Enter a titan of the high-end water wars: Glaceau Smart Water, AKA Jennifer Aniston's favorite way to hydrate.

Smart Water, as the name implies, is not like the other girls. She's distilled from British springs — as Évian proves, European water always has more health cred — and contains added electrolytes. She's pH neutral, for extra purity. And she's owned by Coca-Cola, which has the money to sign off on big time celebrity branding deals. Aniston has been working with Smart Water for more than a decade, and her campaigns tend to include cleverly casual-seeming imagery of her holding bottles of it during an off-duty red carpet moment, or while hiking.

Coca-Cola followed up the massive success of Smart Water with a colorful futuristic flavored version, Vitamin Water. Essentially a well re-branded soft drink, it was Mischa Barton's accessory bottle of choice in the mid-2010s. Other brands, like CORE and Pepsi's LIFEWATR, have tried to cash in on the same electrolyte pseudoscience. (A little-acknowledged fact: most tap water contains electrolytes anyway).

Smart Water still sells in vast, mind-boggling quantities, but in 2019 its branding feels almost as dated as FIJI's. Celebrity-adjacent waters have had to change with the times, and social media stars have provided smaller non-Coca-Cola-owned competitors with the means to gain an edge. Essentia, a decades-old indie water company from Washington state favored by Kourtney and Khloe Kardashian since 2015, can thank KUWTK endorsement for recent hype around alkaline H20 which, for the record, has only dubious health benefits.
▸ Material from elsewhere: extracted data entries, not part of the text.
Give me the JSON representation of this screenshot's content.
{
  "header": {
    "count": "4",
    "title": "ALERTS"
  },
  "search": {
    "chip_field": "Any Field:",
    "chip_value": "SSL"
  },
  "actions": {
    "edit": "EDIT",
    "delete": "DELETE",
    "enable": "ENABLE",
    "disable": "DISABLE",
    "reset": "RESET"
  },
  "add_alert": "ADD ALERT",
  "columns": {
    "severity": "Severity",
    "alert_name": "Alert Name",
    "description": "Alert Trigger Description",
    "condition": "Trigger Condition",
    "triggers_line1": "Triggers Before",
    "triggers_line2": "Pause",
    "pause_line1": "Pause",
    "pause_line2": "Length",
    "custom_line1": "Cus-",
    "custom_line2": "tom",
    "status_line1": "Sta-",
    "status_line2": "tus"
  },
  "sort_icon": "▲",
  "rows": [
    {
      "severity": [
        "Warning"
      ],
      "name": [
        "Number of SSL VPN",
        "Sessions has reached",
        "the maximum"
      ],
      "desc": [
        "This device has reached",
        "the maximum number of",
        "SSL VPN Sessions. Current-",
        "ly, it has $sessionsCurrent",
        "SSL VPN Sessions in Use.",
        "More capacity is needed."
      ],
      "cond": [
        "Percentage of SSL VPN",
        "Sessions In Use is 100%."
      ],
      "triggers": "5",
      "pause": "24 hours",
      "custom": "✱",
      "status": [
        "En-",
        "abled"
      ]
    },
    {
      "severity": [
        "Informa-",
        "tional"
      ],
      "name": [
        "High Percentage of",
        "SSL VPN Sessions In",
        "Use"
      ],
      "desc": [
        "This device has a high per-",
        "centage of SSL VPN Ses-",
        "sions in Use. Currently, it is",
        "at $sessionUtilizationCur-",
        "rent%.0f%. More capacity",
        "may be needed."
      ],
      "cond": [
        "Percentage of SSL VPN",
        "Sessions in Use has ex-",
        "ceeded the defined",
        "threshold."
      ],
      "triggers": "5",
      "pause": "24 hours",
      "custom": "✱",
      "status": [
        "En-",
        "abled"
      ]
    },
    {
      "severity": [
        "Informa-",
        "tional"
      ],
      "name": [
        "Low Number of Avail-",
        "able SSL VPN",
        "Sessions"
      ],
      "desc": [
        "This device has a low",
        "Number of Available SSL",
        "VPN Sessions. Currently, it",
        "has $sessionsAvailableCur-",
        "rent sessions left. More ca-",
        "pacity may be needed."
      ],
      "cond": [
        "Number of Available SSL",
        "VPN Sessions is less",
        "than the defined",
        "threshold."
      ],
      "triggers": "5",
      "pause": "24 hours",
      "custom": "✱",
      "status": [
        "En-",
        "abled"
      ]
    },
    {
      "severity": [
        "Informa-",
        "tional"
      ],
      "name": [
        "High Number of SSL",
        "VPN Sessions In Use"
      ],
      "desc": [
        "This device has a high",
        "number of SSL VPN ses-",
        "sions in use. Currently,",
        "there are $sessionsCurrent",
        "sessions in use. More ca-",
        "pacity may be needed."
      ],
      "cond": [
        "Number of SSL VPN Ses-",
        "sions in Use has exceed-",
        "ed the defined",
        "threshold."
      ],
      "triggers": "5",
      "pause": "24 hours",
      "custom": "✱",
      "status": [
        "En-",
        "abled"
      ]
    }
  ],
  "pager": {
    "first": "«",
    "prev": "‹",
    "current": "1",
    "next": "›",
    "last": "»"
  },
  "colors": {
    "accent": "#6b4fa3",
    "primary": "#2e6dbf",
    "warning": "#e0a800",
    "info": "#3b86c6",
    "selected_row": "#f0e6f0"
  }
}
Luxury water truly is one of the most obvious cons of all time — pour a glass and you can see right through it. In the context of Flynt, where cheap bottles of water are a lifeline, its existence is downright diabolical. But if sales figures are anything to go by, many of us are more than willing to destroy the environment for the sake of status. The FIJI water girl who generated $12 million in brand impressions over a single night? So much more than just a meme.